Old man, it's four flights up and for what? Your room is hardly bigger than your bed. Puffing as you climb, you are a brown woodcut stooped over the thin tail and the wornout tread.
The room will do. All that's left of the old life is jampacked on shelves from floor to ceiling like a supermarket: your books, your dead wife generously fat in her polished frame, the congealing
bowl of cornflakes sagging in their instant milk, your hot plate and your one luxury, a telephone. You leave your door open, lounging in maroon silk and smiling at the other roomers who live alone. Well, almost alone. Through the old-fashioned wall the fellow next door has a girl who comes to call.
Twice a week at noon during their lunch hour they puase by your door to peer into your world. They speak sadly as if the wine they carry would sour or as if the mattress would not keep them curled
together, extravagantly young in their tight lock. Old man, you are their father holding court in the dingy hall until their alarm clock rings and unwinds them. You unstopper the quart
of brandy you've saved, examining the small print in the telephone book. The phone in your lap is all that's left of your family name. Like a Romanoff prince you stay the same in your small alcove off the hall. Castaway, your time is a flat sea that doesn't stop, with no new land to make for and no new stories to swap.
2. Seamstress
I'm at pains to know what else I could have done but move him out of his parish, him being my son;
him being the only one at home since his Pa left us to beat the Japs at Okinawa.
I put the gold star up in the front window beside the flag. Alterations is what I know
and what I did: hems, gussets and seams. When my boy had the fever and the bad dreams
I paid for the clinic exam and a pack of lies. As a youngster his private parts were undersize.
I thought of his Pa, that muscly old laugh he had and the boy was thin as a moth, but never once bad,
as smart as a rooster! To hear some neighbors tell, Your kid! He'll go far. He'll marry well.
So when he talked of taking the cloth, I thought I'd talk him out of it. You're all I got,
I told him. For six years he studied up. I prayed against God Himself for my boy. But he stayed.
Christ was a hornet inside his head. I guess I'd better stitch the zipper in this dress.
I guess I'll get along. I always did. Across the hall from me's an old invalid,
aside of him, a young one -- he carries on with a girl who pretends she comes to use the john.
The old one with the bad breath and his bed all mussed, he smiles and talks to them. He's got some crust.
Sure as hell, what else could I have done but pack up and move in here, him being my son?
3. Young Girl
Dear love, as simple as some distant evil we walk a little drunk up these three flughts where you tacked a Dufy print above your army cot.

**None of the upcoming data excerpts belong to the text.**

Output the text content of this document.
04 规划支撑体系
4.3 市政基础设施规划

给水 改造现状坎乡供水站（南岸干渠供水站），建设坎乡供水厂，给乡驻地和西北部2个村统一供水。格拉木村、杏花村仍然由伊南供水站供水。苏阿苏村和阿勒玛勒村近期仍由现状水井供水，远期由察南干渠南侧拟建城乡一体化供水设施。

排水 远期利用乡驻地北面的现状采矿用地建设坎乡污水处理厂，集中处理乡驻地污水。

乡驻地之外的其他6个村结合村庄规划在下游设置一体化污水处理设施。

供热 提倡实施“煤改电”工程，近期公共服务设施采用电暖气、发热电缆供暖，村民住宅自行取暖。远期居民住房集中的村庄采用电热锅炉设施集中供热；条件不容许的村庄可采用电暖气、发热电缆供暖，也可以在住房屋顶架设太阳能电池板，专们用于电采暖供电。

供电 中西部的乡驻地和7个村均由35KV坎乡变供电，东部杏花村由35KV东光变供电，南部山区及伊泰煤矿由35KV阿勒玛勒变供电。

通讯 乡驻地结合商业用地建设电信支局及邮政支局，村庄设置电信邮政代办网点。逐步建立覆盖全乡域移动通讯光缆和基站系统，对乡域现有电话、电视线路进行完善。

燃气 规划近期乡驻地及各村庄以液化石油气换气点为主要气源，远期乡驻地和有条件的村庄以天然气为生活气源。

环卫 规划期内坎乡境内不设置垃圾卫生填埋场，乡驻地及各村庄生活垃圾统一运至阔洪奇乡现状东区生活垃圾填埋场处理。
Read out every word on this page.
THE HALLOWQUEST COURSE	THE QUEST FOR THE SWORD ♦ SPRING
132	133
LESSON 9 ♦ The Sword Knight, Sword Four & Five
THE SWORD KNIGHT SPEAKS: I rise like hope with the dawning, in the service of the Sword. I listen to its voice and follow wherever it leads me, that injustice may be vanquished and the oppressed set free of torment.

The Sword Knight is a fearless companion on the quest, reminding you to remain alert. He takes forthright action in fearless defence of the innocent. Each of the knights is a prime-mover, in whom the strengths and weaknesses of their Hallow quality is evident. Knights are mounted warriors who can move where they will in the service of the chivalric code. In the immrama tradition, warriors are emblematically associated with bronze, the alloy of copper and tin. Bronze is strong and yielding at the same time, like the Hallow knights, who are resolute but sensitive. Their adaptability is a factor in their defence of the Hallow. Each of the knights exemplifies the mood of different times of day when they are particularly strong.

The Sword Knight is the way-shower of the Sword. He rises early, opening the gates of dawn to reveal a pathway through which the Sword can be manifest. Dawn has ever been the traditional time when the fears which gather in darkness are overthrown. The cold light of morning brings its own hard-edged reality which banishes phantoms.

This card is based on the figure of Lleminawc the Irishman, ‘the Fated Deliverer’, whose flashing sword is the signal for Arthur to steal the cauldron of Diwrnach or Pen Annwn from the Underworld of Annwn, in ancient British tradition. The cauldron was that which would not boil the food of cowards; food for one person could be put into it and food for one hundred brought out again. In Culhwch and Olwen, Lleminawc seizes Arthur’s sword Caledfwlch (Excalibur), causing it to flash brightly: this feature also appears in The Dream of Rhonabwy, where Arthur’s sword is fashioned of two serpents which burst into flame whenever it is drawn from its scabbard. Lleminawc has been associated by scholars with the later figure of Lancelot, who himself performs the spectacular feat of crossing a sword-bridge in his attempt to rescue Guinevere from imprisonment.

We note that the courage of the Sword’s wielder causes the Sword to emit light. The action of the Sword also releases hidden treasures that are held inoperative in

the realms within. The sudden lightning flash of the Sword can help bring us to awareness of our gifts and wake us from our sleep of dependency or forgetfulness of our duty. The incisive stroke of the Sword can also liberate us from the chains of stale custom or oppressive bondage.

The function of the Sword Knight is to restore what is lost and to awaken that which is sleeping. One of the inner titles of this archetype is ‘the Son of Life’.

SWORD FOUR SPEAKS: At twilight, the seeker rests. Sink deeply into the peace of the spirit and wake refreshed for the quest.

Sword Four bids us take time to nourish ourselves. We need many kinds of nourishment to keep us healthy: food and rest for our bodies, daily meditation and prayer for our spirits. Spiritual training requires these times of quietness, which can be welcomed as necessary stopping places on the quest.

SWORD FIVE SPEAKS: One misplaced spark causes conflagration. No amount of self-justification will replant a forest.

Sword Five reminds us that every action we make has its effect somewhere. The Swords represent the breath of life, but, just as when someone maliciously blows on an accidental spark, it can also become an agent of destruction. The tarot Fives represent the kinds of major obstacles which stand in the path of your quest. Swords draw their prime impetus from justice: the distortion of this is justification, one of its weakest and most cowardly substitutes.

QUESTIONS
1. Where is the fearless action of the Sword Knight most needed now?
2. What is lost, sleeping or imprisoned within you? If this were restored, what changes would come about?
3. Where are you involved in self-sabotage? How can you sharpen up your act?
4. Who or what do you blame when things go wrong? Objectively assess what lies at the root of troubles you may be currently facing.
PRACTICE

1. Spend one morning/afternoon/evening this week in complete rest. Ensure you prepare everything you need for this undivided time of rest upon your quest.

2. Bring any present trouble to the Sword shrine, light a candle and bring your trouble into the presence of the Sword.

The thin apartment doors on the way up will not tell us. We are saying, we have our rights and let them see the sandwiches and wine we bought
for we do not explain my husband's insane abuse and we do not say why your wild-haired wife has fled or that my father opened like a walnut and then was dead. Your palms fold over me like knees. Love is the only use.
Both a little drunk in the afternoon with the forgotten smart of August on our skin we hold hands as if we were still children who trudge
up the wooden tower, on up past that close platoon of doors, past the dear old man who always asks us in and the one who sews like a wasp and will not budge.
Climbing the dark halls, I ignore their papers and pails, the twelve coats of rubbish of someone else's dim life. Tell them need is an excuse for love. Tell them need prevails. Tell them I remake and smooth your bed and am your wife.